< 2 John 1 >
1 The elder to the chosen lady and her children, whom I love in truth, and not only I, but also all those who know the truth,
De ouderling aan de uitverkoren vrouwe en aan haar kinderen, die ik in waarheid liefheb, en niet alleen ik, maar ook allen, die de waarheid gekend hebben;
2 because of the truth that abides in us, and will be with us into the age. (aiōn )
Om der waarheid wil, die in ons blijft, en met ons zal zijn in der eeuwigheid: (aiōn )
3 Grace, mercy, peace will be with us from God the Father, and from the Lord Jesus Christ, the Son of the Father, in truth and love.
Genade, barmhartigheid, vrede zij met ulieden van God den Vader, en van den Heere Jezus Christus, den Zoon des Vaders, in waarheid en liefde.
4 I rejoice exceedingly that I have found of thy children walking in truth, just as we received commandment from the Father.
Ik ben zeer verblijd geweest, dat ik van uw kinderen gevonden heb, die in de waarheid wandelen, gelijk wij een gebod ontvangen hebben van den Vader.
5 And now I beseech thee, lady, not as writing a new commandment to thee, but what we had from the beginning, that we would love each other.
En nu bid ik u, uitverkoren vrouwe, niet als u schrijvende een nieuw gebod, maar hetgeen wij gehad hebben van den beginne, namelijk dat wij elkander liefhebben.
6 And this is love, that we should walk according to his commandments. This is the commandment, just as ye heard from the beginning, that ye should walk in it.
En dit is de liefde, dat wij wandelen naar Zijn geboden. Dit is het gebod, gelijk gijlieden van den beginne gehoord hebt, dat gij in hetzelve zoudt wandelen.
7 Because many deceivers have gone forth into the world, those not acknowledging Jesus Christ coming in flesh. This is the deceiver and the antichrist.
Want er zijn vele verleiders in de wereld gekomen, die niet belijden, dat Jezus Christus in het vlees gekomen is. Deze is de verleider en de antichrist.
8 Watch yourselves, so that we may not lose what we have wrought, but may receive a full reward.
Ziet toe voor uzelven, dat wij niet verliezen, hetgeen wij gearbeid hebben, maar een vol loon mogen ontvangen.
9 Every man transgressing, and not abiding in the doctrine of the Christ, does not have God. The man abiding in the doctrine of the Christ, this man has both the Father and the Son.
Een iegelijk, die overtreedt, en niet blijft in de leer van Christus, die heeft God niet; die in de leer van Christus blijft, deze heeft beiden den Vader en den Zoon.
10 If any man comes to you, and does not bring this doctrine, do not receive him into a house, and do not speak to him to rejoice.

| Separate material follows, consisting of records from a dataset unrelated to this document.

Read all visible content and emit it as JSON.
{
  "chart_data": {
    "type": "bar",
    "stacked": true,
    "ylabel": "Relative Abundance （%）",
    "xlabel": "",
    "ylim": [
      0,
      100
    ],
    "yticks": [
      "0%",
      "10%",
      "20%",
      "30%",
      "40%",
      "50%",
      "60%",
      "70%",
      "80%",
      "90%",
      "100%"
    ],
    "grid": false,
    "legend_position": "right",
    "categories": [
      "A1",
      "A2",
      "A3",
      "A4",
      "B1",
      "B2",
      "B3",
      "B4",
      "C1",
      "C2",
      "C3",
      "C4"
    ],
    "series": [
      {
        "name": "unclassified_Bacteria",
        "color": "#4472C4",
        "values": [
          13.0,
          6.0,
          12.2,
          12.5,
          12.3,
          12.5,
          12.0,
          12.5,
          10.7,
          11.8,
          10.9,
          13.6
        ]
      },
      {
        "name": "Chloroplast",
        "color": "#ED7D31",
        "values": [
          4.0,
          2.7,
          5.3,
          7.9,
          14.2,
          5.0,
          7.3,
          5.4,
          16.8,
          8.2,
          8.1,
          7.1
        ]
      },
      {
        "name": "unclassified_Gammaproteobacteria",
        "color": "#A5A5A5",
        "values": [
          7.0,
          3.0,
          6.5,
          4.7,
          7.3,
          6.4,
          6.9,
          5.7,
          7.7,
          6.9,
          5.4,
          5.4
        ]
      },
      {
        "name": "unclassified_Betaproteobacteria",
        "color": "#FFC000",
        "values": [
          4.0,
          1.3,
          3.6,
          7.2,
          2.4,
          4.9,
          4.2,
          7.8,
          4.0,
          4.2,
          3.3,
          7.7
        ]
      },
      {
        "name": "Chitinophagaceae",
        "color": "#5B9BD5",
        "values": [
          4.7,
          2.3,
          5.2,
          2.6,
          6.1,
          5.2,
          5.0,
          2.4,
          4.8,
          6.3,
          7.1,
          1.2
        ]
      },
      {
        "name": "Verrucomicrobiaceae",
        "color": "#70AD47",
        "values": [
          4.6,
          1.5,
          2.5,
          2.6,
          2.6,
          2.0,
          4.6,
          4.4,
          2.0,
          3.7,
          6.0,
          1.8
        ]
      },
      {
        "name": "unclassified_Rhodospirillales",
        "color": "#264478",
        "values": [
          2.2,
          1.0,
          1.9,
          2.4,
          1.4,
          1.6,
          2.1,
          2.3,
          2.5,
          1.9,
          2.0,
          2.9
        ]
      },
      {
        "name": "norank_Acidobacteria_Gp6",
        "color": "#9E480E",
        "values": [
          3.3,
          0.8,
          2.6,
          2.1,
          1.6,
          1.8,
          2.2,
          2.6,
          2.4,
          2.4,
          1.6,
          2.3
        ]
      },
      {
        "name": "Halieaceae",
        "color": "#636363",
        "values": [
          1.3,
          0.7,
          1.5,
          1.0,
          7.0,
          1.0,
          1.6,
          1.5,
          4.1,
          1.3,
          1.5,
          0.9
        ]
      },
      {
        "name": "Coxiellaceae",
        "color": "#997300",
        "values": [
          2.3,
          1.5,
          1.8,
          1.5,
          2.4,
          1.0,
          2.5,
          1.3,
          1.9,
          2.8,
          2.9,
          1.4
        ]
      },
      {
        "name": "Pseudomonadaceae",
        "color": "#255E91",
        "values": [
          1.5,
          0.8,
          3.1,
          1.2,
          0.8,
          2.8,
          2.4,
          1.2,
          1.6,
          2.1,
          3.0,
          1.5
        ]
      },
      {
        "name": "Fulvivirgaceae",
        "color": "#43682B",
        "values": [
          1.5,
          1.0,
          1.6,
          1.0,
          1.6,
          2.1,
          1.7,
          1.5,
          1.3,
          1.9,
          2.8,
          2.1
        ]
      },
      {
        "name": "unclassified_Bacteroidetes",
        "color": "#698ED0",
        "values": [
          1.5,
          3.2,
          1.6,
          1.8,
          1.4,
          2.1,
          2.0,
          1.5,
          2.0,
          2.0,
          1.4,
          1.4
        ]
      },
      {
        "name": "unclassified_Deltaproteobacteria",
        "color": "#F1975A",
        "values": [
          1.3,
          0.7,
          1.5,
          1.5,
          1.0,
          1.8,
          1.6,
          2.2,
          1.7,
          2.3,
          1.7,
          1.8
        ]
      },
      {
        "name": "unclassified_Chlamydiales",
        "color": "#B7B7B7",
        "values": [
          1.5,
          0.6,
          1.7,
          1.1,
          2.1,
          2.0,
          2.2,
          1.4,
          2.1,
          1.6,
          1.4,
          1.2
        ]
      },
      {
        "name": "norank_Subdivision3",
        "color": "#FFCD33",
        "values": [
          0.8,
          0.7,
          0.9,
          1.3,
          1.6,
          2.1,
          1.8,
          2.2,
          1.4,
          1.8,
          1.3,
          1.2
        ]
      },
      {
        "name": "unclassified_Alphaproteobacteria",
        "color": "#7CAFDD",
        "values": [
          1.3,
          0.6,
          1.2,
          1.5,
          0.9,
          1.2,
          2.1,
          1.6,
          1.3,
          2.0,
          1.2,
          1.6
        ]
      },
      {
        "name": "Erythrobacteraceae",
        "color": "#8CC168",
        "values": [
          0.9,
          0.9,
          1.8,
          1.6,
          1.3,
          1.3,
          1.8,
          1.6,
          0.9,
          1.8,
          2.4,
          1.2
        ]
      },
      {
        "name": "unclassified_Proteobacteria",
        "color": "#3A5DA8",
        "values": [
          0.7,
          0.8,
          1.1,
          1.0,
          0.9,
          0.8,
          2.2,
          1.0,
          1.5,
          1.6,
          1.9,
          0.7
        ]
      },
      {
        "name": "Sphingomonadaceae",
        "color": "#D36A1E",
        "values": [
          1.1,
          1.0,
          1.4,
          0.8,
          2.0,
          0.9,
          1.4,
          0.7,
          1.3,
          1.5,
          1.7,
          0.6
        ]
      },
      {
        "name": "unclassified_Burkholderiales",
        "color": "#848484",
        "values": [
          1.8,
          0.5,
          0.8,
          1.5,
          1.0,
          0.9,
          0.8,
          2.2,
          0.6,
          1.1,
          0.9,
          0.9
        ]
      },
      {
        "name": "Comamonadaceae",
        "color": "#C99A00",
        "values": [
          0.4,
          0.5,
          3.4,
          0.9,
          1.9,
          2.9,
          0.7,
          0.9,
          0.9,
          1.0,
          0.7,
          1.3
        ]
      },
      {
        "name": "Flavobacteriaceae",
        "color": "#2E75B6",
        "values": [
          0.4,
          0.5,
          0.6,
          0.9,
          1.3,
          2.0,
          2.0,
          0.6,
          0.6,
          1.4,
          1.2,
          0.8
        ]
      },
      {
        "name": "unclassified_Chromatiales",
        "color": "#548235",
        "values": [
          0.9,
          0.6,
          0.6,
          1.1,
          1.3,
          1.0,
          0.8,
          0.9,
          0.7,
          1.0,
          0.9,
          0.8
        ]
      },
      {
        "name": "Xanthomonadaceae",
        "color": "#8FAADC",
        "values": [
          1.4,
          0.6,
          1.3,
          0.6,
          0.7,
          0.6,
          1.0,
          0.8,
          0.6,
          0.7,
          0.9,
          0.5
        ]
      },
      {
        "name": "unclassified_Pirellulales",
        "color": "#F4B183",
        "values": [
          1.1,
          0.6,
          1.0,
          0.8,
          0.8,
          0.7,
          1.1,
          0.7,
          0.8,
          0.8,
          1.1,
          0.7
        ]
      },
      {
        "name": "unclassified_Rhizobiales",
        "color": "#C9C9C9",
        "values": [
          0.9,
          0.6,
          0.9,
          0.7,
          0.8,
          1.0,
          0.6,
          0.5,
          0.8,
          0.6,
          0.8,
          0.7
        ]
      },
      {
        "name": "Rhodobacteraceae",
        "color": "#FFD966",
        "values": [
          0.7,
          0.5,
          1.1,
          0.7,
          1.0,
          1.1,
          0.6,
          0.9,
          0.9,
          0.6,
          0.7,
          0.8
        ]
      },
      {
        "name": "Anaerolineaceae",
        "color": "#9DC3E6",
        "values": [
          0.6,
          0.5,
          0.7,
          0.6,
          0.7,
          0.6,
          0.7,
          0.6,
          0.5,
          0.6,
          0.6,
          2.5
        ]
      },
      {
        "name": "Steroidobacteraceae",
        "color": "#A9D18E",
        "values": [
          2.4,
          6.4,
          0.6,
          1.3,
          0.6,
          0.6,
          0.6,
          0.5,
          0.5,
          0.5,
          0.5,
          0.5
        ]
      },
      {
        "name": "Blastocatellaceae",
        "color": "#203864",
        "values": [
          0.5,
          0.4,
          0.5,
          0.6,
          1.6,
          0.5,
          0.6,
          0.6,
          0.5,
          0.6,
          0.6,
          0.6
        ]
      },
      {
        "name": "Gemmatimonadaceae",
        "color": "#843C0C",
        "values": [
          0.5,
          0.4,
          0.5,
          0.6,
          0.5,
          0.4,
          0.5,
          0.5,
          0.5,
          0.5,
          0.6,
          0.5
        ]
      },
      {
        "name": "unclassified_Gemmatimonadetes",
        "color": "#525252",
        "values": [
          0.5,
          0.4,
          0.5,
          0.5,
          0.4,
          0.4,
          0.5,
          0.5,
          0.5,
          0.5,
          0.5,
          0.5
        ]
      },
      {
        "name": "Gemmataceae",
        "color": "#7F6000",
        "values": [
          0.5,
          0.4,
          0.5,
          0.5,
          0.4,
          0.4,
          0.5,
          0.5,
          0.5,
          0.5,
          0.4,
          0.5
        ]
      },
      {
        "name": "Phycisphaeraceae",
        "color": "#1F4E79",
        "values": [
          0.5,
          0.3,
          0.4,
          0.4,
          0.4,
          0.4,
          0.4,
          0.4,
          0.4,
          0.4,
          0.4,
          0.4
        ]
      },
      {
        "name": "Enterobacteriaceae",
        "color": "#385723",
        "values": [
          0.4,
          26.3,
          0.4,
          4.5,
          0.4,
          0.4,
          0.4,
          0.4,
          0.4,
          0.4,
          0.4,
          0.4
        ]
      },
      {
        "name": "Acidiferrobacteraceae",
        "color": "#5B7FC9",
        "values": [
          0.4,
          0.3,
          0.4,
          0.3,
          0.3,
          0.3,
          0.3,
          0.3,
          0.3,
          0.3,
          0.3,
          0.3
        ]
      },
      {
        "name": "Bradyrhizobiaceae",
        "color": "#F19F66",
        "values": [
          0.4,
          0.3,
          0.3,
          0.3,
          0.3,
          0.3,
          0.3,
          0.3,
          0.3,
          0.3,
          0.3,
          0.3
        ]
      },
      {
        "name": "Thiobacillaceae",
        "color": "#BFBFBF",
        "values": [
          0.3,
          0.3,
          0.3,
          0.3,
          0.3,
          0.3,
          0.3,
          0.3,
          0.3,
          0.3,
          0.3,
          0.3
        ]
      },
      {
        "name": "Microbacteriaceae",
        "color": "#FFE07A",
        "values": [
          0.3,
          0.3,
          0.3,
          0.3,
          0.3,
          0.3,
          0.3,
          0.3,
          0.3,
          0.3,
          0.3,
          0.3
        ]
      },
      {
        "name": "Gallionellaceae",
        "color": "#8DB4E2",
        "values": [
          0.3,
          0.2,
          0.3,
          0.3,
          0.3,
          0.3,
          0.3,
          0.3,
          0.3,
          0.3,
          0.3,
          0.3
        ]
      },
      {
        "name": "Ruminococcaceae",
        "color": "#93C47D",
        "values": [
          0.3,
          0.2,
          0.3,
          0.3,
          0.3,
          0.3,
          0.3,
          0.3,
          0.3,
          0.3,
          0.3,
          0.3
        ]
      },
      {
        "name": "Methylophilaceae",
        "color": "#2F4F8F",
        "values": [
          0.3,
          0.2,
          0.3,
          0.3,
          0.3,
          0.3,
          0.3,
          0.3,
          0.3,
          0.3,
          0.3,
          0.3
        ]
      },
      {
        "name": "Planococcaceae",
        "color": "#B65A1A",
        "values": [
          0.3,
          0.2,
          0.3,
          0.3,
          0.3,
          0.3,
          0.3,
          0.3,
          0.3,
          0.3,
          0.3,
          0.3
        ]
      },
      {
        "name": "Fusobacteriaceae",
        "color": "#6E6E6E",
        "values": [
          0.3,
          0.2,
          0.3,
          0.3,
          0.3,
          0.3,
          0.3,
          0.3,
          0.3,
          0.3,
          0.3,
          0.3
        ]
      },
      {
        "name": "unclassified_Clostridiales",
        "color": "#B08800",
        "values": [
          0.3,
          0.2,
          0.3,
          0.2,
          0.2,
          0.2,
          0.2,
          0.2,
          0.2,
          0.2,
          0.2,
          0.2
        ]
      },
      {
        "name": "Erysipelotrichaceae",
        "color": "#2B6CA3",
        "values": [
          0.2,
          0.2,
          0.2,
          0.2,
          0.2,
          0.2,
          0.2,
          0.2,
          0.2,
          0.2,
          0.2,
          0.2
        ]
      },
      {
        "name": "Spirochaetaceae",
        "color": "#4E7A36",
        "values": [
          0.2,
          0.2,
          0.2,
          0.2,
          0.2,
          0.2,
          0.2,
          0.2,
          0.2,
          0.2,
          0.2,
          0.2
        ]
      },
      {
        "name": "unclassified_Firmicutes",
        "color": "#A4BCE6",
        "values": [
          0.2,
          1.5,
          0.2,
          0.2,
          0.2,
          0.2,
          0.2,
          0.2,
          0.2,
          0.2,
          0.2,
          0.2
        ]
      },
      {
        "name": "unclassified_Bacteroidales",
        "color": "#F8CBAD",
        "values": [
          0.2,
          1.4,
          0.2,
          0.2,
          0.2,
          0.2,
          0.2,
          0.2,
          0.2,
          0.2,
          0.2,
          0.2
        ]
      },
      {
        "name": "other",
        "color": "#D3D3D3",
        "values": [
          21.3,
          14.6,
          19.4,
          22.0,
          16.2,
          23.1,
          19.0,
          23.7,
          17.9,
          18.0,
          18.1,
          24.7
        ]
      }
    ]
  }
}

Indien iemand tot ulieden komt, en deze leer niet brengt, ontvangt hem niet in huis, en zegt tot hem niet: Zijt gegroet.
11 For he who speaks to him to rejoice, partakes of his evil works.
Want die tot hem zegt: Zijt gegroet, die heeft gemeenschap aan zijn boze werken.
12 Having many things, I did not want to write to you by paper and ink, but I hope to come to you, and to speak mouth to mouth, so that our joy may be filled.
Ik heb veel aan ulieden te schrijven, doch ik heb niet gewild door papier en inkt; maar ik hoop tot ulieden te komen, en mond tot mond met u te spreken, opdat onze blijdschap volkomen moge zijn.
13 The children of thy chosen sister salute thee. Truly.
U groeten de kinderen van uw zuster, de uitverkorene. Amen.